My old RV-3 (O-320 carburated, not tuned, 150hp, climb-pitched wood prop, fuel-totalizer, no MP, 25g tank). I usually cruise at very low power settings (2,100-2,300 rpm and high altitudes 10k-12k). I did this for a couple reasons, I loved flying that plane, it's not all about getting there and I'm cheap. And the third reason, oh yah, I'm just cheap!
First I understand that at these power settings it's basically impossible to "hurt" the engine. Can't detonation/pre-ignite. So I played around with mixture a lot. One thing I found was that once you hit "rough" you where pretty much done withe red knob, nudge it in a couple MM and that's as good as it gets. If you continue leaning to the rough, you loose power, you can make up for it by increase MP, which in turn used more fuel. Net result: "in the rough" net fuel flow = airspeed. But typically I could reduce fuel flow by at least a GPH until rough and CHT/EGTs did all the things they are supposed to (increase).

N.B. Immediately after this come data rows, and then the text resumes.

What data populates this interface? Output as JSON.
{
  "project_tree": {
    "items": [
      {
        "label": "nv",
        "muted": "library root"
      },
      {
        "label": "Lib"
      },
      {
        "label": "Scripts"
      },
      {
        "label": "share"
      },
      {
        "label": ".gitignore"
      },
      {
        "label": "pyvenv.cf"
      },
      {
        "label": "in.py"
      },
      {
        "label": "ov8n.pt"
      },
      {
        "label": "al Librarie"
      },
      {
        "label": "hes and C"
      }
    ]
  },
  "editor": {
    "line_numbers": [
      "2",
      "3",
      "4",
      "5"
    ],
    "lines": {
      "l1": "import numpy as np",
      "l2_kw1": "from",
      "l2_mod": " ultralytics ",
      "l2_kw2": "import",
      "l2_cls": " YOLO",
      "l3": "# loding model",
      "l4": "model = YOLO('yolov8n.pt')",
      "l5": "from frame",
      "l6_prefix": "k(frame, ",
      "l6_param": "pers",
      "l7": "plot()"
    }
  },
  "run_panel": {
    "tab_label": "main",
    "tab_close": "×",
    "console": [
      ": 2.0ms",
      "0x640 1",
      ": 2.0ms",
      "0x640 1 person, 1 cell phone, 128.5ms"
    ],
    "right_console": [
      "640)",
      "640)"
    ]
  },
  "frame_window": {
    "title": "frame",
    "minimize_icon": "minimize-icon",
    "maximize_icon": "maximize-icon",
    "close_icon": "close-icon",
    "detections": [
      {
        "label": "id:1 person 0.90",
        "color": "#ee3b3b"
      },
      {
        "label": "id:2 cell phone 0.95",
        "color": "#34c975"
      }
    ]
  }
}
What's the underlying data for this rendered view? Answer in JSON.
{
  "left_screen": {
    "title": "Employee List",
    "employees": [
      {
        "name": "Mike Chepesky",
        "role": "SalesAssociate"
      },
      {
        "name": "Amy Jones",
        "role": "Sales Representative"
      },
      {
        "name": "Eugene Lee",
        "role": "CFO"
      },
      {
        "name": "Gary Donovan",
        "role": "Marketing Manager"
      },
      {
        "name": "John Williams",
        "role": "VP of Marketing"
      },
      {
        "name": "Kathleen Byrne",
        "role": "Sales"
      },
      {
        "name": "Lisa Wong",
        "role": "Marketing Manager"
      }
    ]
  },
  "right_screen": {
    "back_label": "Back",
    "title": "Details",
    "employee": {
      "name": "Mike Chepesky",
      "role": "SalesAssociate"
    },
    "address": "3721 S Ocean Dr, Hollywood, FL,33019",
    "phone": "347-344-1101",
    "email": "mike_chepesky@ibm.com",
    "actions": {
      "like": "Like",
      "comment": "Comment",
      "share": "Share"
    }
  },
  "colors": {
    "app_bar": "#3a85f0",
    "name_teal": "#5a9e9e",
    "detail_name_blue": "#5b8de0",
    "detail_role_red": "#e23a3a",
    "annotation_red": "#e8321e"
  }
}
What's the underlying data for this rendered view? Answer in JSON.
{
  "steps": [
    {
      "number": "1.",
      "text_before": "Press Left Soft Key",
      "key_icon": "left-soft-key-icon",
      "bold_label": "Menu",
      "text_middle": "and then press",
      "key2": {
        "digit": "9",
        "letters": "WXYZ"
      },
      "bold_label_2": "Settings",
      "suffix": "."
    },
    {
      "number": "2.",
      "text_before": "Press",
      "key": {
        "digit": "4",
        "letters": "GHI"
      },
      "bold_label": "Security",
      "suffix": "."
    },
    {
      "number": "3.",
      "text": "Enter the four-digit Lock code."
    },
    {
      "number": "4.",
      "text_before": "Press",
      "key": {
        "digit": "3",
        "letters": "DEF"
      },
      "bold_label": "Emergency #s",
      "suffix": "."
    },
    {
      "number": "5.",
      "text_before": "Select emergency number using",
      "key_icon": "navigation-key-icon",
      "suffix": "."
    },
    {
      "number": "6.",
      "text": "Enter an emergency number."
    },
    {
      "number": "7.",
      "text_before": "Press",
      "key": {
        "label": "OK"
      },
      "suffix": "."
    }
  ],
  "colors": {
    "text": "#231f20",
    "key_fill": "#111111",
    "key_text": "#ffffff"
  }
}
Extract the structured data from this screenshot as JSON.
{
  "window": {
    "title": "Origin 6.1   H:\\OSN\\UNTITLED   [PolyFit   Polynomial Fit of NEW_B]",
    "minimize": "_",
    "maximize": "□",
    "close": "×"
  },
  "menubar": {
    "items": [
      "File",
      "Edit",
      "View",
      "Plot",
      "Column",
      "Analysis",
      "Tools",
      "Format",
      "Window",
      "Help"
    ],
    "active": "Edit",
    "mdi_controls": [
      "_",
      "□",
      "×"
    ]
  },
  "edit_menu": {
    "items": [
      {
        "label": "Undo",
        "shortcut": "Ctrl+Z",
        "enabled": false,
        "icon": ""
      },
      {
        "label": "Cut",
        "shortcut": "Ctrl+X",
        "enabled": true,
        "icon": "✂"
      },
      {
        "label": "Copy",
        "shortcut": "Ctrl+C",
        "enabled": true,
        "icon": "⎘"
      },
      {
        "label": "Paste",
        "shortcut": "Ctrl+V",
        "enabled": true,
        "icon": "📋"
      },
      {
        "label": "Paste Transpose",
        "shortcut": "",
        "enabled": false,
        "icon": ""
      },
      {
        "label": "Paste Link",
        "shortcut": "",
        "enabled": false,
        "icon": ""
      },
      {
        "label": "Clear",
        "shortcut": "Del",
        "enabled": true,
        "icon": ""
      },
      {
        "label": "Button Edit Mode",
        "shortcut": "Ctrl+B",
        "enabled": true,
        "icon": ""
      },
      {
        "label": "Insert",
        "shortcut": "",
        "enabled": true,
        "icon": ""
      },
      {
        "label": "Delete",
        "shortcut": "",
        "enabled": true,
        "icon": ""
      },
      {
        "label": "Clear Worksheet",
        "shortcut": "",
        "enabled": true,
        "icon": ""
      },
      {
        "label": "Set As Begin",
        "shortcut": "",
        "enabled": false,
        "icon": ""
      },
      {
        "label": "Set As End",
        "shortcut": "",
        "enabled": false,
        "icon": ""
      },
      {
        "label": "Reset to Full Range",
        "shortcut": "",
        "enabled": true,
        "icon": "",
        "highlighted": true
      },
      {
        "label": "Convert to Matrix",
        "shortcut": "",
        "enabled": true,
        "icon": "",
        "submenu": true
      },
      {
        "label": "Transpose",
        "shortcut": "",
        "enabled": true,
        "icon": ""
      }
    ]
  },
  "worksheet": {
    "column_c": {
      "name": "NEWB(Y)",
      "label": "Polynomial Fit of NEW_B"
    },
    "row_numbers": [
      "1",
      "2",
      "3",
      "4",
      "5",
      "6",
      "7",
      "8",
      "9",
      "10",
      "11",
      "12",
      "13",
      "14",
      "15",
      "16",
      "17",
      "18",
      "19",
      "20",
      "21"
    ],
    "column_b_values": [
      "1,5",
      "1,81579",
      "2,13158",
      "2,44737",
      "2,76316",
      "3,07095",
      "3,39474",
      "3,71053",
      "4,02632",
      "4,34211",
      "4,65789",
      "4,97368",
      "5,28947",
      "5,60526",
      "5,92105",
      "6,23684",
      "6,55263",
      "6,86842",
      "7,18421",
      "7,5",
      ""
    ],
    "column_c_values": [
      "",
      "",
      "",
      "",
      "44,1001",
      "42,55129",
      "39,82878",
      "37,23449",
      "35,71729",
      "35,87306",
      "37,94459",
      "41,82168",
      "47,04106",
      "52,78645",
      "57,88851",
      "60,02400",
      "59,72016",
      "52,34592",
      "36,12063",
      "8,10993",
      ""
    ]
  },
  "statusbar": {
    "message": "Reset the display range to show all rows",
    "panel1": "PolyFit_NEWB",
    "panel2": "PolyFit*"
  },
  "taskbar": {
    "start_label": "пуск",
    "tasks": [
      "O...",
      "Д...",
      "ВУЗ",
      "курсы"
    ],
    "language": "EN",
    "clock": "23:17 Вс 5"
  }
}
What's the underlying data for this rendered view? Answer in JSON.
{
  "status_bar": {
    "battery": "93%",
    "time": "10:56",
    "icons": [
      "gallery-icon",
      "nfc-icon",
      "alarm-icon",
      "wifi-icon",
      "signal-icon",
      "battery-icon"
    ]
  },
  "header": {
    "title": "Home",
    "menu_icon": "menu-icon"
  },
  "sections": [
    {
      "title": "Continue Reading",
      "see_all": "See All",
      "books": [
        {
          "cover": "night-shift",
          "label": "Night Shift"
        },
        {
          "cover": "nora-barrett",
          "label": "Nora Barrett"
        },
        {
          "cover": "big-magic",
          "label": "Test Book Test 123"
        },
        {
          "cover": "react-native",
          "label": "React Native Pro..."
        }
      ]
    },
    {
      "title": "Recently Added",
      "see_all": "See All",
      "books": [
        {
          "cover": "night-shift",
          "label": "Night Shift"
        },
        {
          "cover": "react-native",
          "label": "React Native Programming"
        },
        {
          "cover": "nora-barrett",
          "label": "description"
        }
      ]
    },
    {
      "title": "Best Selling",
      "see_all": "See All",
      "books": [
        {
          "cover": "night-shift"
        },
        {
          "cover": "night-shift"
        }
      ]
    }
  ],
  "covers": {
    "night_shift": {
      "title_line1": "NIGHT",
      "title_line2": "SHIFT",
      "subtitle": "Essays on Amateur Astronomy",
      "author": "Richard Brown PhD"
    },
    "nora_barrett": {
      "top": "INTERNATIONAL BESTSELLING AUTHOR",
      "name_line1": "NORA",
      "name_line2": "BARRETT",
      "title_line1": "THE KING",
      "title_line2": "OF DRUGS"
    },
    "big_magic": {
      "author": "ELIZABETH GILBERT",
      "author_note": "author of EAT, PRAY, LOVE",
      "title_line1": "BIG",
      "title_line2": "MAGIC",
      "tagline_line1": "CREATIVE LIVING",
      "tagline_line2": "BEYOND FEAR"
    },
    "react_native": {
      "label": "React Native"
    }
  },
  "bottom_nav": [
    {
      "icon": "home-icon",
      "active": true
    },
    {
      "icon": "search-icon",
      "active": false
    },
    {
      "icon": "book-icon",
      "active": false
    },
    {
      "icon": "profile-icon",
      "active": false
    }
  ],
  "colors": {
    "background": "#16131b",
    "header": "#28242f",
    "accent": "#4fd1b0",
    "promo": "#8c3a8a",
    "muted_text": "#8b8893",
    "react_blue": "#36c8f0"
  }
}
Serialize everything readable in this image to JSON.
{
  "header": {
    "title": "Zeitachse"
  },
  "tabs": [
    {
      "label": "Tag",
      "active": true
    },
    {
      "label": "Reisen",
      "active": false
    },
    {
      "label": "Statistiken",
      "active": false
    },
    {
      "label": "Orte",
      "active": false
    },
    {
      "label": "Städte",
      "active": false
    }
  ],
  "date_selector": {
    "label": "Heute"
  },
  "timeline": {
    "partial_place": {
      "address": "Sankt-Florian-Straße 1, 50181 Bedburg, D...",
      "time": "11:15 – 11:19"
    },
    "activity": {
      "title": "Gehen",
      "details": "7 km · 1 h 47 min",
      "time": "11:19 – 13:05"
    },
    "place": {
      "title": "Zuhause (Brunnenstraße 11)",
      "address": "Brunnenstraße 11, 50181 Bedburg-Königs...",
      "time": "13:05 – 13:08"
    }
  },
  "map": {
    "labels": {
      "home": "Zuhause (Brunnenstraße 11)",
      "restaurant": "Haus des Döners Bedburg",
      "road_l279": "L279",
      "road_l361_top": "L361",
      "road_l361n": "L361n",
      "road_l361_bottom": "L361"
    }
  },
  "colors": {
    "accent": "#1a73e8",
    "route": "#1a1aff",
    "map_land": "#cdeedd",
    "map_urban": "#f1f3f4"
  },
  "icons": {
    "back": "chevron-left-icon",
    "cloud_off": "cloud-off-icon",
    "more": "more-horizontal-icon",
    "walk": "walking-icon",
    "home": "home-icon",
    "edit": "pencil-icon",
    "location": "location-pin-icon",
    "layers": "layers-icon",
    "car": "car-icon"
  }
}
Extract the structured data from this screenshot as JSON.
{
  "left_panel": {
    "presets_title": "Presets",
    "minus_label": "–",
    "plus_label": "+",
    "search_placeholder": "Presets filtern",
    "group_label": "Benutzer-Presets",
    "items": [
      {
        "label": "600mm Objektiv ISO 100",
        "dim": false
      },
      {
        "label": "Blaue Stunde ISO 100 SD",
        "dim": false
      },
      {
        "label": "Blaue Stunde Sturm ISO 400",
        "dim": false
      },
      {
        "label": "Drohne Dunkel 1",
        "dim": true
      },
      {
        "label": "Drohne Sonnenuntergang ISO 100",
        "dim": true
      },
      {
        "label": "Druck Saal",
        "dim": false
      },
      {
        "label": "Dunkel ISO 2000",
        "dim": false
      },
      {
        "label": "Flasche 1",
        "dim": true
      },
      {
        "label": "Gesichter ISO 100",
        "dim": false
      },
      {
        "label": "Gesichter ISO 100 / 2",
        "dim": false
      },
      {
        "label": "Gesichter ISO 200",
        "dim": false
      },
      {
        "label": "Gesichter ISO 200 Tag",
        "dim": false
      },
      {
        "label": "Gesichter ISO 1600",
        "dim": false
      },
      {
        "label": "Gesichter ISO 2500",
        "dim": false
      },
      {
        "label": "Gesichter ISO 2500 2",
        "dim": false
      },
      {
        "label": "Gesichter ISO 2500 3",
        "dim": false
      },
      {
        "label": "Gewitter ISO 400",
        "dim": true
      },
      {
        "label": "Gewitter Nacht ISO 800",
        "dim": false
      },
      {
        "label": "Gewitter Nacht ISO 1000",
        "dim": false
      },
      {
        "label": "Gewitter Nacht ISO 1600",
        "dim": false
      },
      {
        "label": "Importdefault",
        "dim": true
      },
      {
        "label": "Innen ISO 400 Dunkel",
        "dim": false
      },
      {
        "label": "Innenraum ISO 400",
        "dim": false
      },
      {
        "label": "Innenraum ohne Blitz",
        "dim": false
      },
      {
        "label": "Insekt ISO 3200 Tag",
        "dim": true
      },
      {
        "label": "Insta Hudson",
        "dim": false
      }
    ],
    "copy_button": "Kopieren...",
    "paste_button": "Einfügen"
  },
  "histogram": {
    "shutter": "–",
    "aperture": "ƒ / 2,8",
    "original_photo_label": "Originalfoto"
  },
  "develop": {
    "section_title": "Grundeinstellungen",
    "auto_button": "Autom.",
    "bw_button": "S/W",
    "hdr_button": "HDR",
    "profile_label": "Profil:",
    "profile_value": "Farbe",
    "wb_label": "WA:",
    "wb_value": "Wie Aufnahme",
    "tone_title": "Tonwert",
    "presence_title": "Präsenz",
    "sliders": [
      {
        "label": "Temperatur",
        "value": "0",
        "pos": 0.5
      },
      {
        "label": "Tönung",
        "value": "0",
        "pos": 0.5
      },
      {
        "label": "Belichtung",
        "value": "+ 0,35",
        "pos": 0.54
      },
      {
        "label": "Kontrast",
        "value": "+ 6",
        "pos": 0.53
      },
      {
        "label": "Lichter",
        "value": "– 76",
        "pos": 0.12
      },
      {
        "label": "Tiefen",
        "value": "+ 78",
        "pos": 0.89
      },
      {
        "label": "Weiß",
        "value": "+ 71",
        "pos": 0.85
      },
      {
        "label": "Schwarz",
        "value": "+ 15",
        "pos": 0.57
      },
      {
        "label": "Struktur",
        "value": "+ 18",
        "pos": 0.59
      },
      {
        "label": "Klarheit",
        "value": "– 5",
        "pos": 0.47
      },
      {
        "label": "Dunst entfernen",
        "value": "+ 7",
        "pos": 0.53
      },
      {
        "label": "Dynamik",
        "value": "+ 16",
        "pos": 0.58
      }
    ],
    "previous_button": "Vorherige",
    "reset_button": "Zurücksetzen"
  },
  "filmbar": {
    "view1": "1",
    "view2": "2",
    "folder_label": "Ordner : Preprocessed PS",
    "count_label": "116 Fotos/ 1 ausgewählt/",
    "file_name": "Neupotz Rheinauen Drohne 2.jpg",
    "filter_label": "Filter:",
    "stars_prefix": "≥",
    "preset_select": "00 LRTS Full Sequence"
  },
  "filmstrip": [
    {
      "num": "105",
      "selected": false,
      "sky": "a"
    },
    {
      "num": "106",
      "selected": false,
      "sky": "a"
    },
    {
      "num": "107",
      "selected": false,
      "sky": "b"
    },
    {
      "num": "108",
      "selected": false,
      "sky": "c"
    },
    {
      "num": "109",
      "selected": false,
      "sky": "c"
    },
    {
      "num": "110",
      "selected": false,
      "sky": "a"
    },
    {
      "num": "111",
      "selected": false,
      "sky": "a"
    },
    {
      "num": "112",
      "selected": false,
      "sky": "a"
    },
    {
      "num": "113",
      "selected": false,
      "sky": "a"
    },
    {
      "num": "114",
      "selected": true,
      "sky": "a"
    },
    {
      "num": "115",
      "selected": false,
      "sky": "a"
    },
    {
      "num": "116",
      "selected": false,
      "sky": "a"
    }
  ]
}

I added FI to the RV-4 I'm building now specifically to tune the injectors and run LOP, cruise cooler and better. I'm interested to see how different it operates in this area. Can anyone describe "extreme lean" on a ballanced engine? Does it just "fade" without the roughness? I think in theory; continued leaning of a perfectly ballanced engine should just smoothly loose power till it stops running.